What do you think about any of the McMahons or general managers like then or hate them

Talk about Raw, Rmackdown. Tna or Ecw.
Talk about the superstars or latest match-ups.
Talk about any superstar in the Wwe and what you think about them
Got any Wwe superstar or match news talk about it here


Like a superstar or a match-up or hate any super start or matchup talk about it here. What match do you think wouldf be awsome or ant matches you hate talk anout it

Warning Wwe bashers will be put through a table.
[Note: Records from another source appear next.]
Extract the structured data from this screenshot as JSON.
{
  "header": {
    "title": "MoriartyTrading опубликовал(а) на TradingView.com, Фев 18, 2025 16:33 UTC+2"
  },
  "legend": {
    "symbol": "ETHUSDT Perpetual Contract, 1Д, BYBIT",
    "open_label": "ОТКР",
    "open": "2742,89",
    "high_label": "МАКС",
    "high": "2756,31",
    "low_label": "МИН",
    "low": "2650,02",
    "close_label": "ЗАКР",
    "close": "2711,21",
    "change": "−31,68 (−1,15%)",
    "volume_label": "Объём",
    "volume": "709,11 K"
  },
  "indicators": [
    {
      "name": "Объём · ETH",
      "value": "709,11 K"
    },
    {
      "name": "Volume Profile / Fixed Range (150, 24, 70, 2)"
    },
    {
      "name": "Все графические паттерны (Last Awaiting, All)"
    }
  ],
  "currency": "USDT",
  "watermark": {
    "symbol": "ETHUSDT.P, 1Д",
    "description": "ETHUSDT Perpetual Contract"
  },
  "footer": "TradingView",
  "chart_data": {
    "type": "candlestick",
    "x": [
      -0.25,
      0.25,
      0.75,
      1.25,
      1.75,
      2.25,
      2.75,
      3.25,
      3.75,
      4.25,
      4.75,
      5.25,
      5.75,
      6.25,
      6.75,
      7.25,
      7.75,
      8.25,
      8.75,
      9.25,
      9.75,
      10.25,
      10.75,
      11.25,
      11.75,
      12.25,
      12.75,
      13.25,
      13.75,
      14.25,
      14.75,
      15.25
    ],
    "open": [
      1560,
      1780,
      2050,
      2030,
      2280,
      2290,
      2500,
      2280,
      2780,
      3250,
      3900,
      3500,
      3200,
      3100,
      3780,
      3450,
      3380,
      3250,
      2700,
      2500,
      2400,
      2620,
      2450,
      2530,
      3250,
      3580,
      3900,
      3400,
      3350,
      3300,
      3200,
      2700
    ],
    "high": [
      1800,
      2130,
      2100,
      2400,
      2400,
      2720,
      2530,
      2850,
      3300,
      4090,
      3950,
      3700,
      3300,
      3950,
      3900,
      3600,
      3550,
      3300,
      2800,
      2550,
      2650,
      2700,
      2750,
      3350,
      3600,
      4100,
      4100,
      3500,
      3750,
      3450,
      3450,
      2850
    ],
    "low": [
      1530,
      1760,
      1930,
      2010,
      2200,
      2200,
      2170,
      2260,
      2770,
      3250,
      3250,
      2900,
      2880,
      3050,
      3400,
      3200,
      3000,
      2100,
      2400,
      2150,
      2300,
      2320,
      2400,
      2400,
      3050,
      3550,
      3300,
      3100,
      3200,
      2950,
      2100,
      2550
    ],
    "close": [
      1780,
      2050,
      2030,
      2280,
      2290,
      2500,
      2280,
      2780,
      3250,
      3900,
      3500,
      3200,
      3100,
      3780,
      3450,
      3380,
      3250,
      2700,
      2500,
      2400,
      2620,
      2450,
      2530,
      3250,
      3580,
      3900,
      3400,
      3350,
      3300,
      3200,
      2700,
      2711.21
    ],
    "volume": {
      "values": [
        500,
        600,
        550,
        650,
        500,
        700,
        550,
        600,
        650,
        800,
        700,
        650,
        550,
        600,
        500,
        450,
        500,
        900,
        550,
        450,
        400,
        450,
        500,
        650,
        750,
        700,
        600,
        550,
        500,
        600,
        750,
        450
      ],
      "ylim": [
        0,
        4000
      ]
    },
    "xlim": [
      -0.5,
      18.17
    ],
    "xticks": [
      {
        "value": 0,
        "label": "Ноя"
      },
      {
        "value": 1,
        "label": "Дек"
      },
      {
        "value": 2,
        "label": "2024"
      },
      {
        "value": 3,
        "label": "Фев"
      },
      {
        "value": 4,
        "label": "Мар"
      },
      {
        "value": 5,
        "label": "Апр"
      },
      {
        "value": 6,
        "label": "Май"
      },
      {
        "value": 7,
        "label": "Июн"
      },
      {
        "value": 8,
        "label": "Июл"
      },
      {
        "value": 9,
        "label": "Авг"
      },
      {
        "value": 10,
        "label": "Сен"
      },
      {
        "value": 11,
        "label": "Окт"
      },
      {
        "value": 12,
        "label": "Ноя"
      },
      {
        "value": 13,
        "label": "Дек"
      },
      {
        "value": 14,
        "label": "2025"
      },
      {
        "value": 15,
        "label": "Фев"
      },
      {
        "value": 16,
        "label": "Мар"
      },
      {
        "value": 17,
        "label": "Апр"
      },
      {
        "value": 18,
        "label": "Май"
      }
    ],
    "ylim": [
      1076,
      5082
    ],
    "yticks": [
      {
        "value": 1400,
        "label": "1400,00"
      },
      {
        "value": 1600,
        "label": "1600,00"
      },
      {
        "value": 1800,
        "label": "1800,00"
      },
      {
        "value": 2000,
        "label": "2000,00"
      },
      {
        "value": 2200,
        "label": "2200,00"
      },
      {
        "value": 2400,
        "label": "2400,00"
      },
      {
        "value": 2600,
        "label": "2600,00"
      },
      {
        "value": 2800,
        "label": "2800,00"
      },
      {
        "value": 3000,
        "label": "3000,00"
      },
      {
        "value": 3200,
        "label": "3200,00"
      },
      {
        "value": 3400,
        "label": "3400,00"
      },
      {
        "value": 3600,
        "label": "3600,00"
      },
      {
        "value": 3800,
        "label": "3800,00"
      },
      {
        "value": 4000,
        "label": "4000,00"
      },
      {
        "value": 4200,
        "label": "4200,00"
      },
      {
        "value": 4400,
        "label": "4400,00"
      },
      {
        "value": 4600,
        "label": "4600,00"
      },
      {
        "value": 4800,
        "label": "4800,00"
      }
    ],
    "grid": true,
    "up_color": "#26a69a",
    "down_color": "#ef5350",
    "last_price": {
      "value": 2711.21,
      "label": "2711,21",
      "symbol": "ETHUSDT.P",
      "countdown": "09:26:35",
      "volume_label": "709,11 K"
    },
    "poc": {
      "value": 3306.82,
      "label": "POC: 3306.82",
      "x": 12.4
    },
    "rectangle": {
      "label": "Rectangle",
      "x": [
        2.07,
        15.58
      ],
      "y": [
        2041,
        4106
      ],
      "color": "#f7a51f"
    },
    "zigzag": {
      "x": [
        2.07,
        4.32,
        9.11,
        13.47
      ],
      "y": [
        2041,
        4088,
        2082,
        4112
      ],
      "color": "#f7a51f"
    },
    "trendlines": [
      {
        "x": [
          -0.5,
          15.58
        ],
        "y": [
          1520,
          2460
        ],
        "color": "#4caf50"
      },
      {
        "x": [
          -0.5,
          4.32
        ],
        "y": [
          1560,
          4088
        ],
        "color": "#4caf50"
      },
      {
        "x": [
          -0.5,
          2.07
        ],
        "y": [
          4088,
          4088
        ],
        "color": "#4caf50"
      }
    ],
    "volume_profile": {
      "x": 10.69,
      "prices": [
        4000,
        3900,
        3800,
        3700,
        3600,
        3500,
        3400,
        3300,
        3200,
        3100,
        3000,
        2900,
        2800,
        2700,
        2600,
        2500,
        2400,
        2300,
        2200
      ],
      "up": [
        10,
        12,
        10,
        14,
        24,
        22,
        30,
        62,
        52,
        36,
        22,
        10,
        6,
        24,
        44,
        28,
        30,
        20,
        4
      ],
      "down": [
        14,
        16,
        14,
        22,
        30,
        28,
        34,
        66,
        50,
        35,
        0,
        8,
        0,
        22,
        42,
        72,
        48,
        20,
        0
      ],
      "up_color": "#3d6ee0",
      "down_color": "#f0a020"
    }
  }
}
Its all fair game join up.

FanClub Members

1) fredie175


----------



## Fredie (Sep 26, 2008)

*Re: WWE wrestling Club*

Hmm, I really don't like a lot of the new superstars like, Cody Rhodes and Ted D'Biase Jr.
What's your favourite wrestler, mine is the Undertaker, no questions.


----------



## Desolater66 (Sep 26, 2008)

*Re: WWE wrestling Club*

The Undertaker is pretty sweet.

I like jeff Hardy and do you wanrt to join the club?


----------



## Fredie (Sep 27, 2008)

Yeah, I will. Jeff Hardy is pretty cool too, I just wish that he wouldn't make silly mistakes in his career; like taking steroids...


----------



## Desolater66 (Sep 27, 2008)

Like Jeff needs steroids xD


----------



## Fredie (Sep 27, 2008)

Yeah, I agree, unfortunately he didn't...


----------



## Desolater66 (Sep 28, 2008)

I wonder when undertaker is going to be a WWE Hall of Famer becouse he deserves it but at the same time he will be missed.


----------



## Fredie (Oct 5, 2008)

Yeah, probably when he retires, which will be pretty soon, he has a really bad knee injury which doesn't seem to go away. He will probably retire once someone has beaten his Wrestlemania streak.
What do you think of the rumours that Stone Cold will be returning at Wrestlemania 25 for 1 last match?


----------



## Desolater66 (Oct 9, 2008)

Someone beating undertakers  wrestlemania  win streak screw that his win streak should retire with him. It would bw cool seeing undertaker retire with his wrestlemenia win streak. It would be like seeing DX doing their screw you gesture or seeing Stone  Cold flipping off people with both hands as they leave the ring.

I dident know the rumer about Stone Cold comming back but that would be awsome.

( come on people join up)


----------



## JacobEliteTyranitar (Oct 25, 2010)

hey, anyone see Bragging Rights last night? A.W.E.S.O.M.E :)


----------



## JacobEliteTyranitar (Oct 25, 2010)

HI


----------